Segundo Priscila Barbosa, em sua pesquisa de pós-graduação “Análise dos impactos ambientais da cadeia têxtil do algodão”, é a utilização de produtos químicos – utilizados para controlar a incidência de pragas – que tem se destacado como contribuinte para a degradação ambiental. Junto a isso, a pesquisadora da área de Engenharia Urbana também aponta que a irrigação, apesar de seus benefícios para o cultivo, tem criado impactos ao solo e à disponibilidade de água.
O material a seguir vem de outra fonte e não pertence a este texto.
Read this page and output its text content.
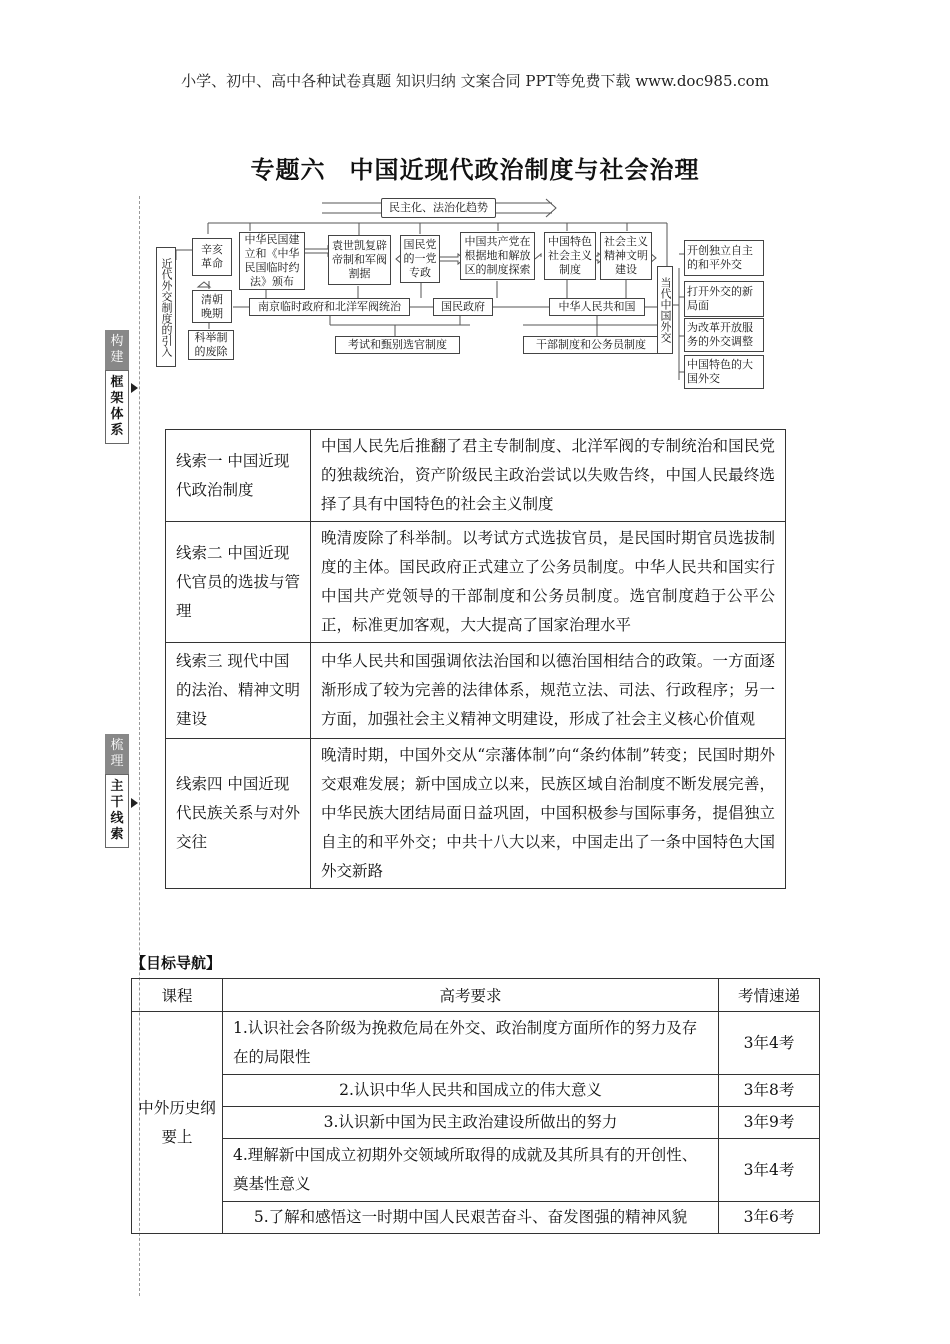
小学、初中、高中各种试卷真题 知识归纳 文案合同 PPT等免费下载 www.doc985.com
专题六 中国近现代政治制度与社会治理
构建
框架体系
梳理
主干线索
民主化、法治化趋势
近代外交制度的引入
辛亥革命
清朝晚期
科举制的废除
中华民国建立和《中华民国临时约法》颁布
袁世凯复辟帝制和军阀割据
国民党的一党专政
中国共产党在根据地和解放区的制度探索
中国特色社会主义制度
社会主义精神文明建设
南京临时政府和北洋军阀统治	国民政府	中华人民共和国
考试和甄别选官制度	干部制度和公务员制度
当代中国外交
开创独立自主的和平外交
打开外交的新局面
为改革开放服务的外交调整
中国特色的大国外交
线索一 中国近现代政治制度	中国人民先后推翻了君主专制制度、北洋军阀的专制统治和国民党的独裁统治，资产阶级民主政治尝试以失败告终，中国人民最终选择了具有中国特色的社会主义制度
线索二 中国近现代官员的选拔与管理	晚清废除了科举制。以考试方式选拔官员，是民国时期官员选拔制度的主体。国民政府正式建立了公务员制度。中华人民共和国实行中国共产党领导的干部制度和公务员制度。选官制度趋于公平公正，标准更加客观，大大提高了国家治理水平
线索三 现代中国的法治、精神文明建设	中华人民共和国强调依法治国和以德治国相结合的政策。一方面逐渐形成了较为完善的法律体系，规范立法、司法、行政程序；另一方面，加强社会主义精神文明建设，形成了社会主义核心价值观
线索四 中国近现代民族关系与对外交往	晚清时期，中国外交从“宗藩体制”向“条约体制”转变；民国时期外交艰难发展；新中国成立以来，民族区域自治制度不断发展完善，中华民族大团结局面日益巩固，中国积极参与国际事务，提倡独立自主的和平外交；中共十八大以来，中国走出了一条中国特色大国外交新路
【目标导航】
课程	高考要求	考情速递
中外历史纲要上	1.认识社会各阶级为挽救危局在外交、政治制度方面所作的努力及存在的局限性	3年4考
	2.认识中华人民共和国成立的伟大意义	3年8考
	3.认识新中国为民主政治建设所做出的努力	3年9考
	4.理解新中国成立初期外交领域所取得的成就及其所具有的开创性、奠基性意义	3年4考
	5.了解和感悟这一时期中国人民艰苦奋斗、奋发图强的精神风貌	3年6考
Berlim aponta que a área de tinturaria e estampagem são uma das que mais atingem os recursos hídricos dentro da produção têxtil. Apesar de existirem pesquisas com soluções para evitar a poluição das águas e leis que regulamentam seu uso, como a de nº 9.433 – que institui a política nacional de recursos hídricos –, a pesquisadora aponta que raras são as estamparias e tinturarias que tenham uma real manutenção hídrica do lixo líquido.
Em sua pesquisa, Barbosa salienta que o tingimento da malha altera a qualidade da água, por conta das substâncias químicas que fazem parte do processo. “A principal fonte de poluição da indústria têxtil é o despejo destes efluentes não tratados nos corpos d’água e no solo”, disserta.
Lilyan Berlim considera que a poluição é o pior dos males. A empresa americana ShareCloth publicou, em 2018, um relatório que buscava explicitar a quantidade de roupas produzidas que não chegam a ser comercializadas. Segundo a pesquisa, a indústria fashion produzia, na época, 150 bilhões de peças por ano – o que equivale a 20 itens por pessoa. “A gente sabe que grande parte da população do planeta não tem nem condição de comprar roupa. Então, tem um desequilíbrio aí muito grande”, comenta Berlim. Além disso, desse total, 30% das peças não chega ao mercado.
A pesquisa também demonstra que a indústria cria cerca de 92 milhões de toneladas de resíduos têxteis. Berlim ressalta que, graças a isso, tem-se questões como o Deserto do Atacama com montanhas de roupas usadas. Segundo reportagem da BBC, 60 mil toneladas de produtos têxteis são enviadas por ano para o Atacama, e mais da metade termina em aterros sanitários. Grande parte dessa roupa é incinerada, o que gera incêndios anuais de grande proporção e diversos problemas ambientais e de saúde pública.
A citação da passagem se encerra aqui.